Well, did it ever get close. Rardin won by four votes in a heavily Republican district, and after a challenge and a lawsuit, a Johnson County District Court Judge produced ”findings of fact” that Rardin had indeed won, by two votes, 4,131-4,229.
The reason that the House faces a tough decision is that it is the House, by majority vote, decides just who its members are. Now, the House doesn’t upset runaway elections or even close ones, but it does get involved in ones that have been through a court proceeding. The court essentially isolated a handful of votes that may or may not be strictly legal.
So a House committee to be appointed this week will start examining those questioned votes, who cast them, whether all the proper legal steps were taken by the voters, and, well, whether they’re going to count in the razor-close race.
Oh, the House that makes the final decision? It’s 78 Republicans and 47 Democrats, including Rardin, who has been serving as the 16th District representative since this legislative session began.
Here’s where the dangerous politics comes into play. The special committee, which will be half Republicans and half Democrats, will have 10 days to study the ballots, the issues, the real addresses of the voters involved, and figure out who the committee believes won. That report goes to the full House for a vote to decide who gets the seat.
Rardin, of course, by that time will have spent nearly a month in office, have the letterhead and business cards, and be pretty well up and running. Kriegshauser will have to catch on to what’s going on, probably by watching the newspapers.
Now, maybe the committee will look at the ballots, and there’s just nothing amiss, and Rardin is proposed to keep his seat. But, what if there are some ballots that are a little tricky, that experienced legislators who live and die by the ballot box have real questions about?

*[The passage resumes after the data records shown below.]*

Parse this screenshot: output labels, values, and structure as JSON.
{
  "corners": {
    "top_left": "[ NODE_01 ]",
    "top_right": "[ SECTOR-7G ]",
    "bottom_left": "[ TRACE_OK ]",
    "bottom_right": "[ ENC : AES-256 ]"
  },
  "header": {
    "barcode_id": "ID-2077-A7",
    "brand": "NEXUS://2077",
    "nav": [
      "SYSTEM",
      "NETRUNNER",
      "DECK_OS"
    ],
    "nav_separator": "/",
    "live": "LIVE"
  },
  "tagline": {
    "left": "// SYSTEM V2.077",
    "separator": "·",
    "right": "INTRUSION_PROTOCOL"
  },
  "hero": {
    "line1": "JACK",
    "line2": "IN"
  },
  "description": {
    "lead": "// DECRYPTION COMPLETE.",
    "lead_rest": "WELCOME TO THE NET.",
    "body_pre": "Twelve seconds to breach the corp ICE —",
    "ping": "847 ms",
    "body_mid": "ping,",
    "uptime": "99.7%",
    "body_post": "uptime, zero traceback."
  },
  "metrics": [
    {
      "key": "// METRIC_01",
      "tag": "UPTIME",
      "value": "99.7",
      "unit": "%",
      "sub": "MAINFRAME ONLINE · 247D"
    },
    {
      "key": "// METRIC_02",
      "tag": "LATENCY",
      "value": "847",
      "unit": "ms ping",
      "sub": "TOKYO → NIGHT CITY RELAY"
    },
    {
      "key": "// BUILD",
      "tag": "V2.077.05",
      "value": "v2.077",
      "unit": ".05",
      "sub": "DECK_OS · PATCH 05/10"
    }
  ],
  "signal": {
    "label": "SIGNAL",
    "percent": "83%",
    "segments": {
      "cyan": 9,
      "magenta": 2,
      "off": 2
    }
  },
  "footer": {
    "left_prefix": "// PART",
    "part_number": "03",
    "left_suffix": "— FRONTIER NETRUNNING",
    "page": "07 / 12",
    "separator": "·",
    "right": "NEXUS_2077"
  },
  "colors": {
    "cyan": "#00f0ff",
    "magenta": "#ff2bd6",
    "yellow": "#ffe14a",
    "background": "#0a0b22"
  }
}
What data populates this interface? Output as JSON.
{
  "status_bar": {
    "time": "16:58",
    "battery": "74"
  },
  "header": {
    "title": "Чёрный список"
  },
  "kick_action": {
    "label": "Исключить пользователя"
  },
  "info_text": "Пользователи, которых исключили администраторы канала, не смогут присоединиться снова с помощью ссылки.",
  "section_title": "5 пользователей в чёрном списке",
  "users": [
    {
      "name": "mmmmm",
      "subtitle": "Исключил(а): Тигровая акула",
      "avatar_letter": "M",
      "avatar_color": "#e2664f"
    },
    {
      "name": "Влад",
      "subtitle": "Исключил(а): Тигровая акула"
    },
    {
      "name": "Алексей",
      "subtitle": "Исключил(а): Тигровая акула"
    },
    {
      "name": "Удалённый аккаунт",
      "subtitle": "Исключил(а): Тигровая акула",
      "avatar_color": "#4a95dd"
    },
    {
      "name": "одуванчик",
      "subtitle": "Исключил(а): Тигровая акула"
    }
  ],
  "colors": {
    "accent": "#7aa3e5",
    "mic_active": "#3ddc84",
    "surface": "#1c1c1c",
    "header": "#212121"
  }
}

What if those change the totals?
That’s where the real problem could arise, one that will see the Republican lawyers for Kriegshauser working the halls, talking “benefit of the doubt” and that Republicans lost five seats in the House last election (including the 16th District) and a congressman and an attorney general, and it’s time to attend to the party.
That’s where things get politically interesting. Democrats clearly have the upper hand, they’ve seen their candidate through a lot of recounts, and Rardin continually wins.
But even if there was some outrageous error that would tip the votes to Kriegshauser, Republicans would not only have to explain to the full House the errors, but convince the public that there was really a problem. That would be an uphill battle.
Republicans would say they’ve done justice to voters of the 16th District, Democrats would say the House Republican majority stole the election.
Bipartisanship? It’s then out the window in the House. Democrats statewide, or at least in Johnson County, could wave (Rardin’s) bloody shirt and use the decision as a rallying cry for a county that is becoming increasingly moderate, still Republican, of course, but full of moderate Republicans who probably would prefer Rardin to Kriegshauser.
Yes, this could be just a routine House vote…but we’re not counting on that.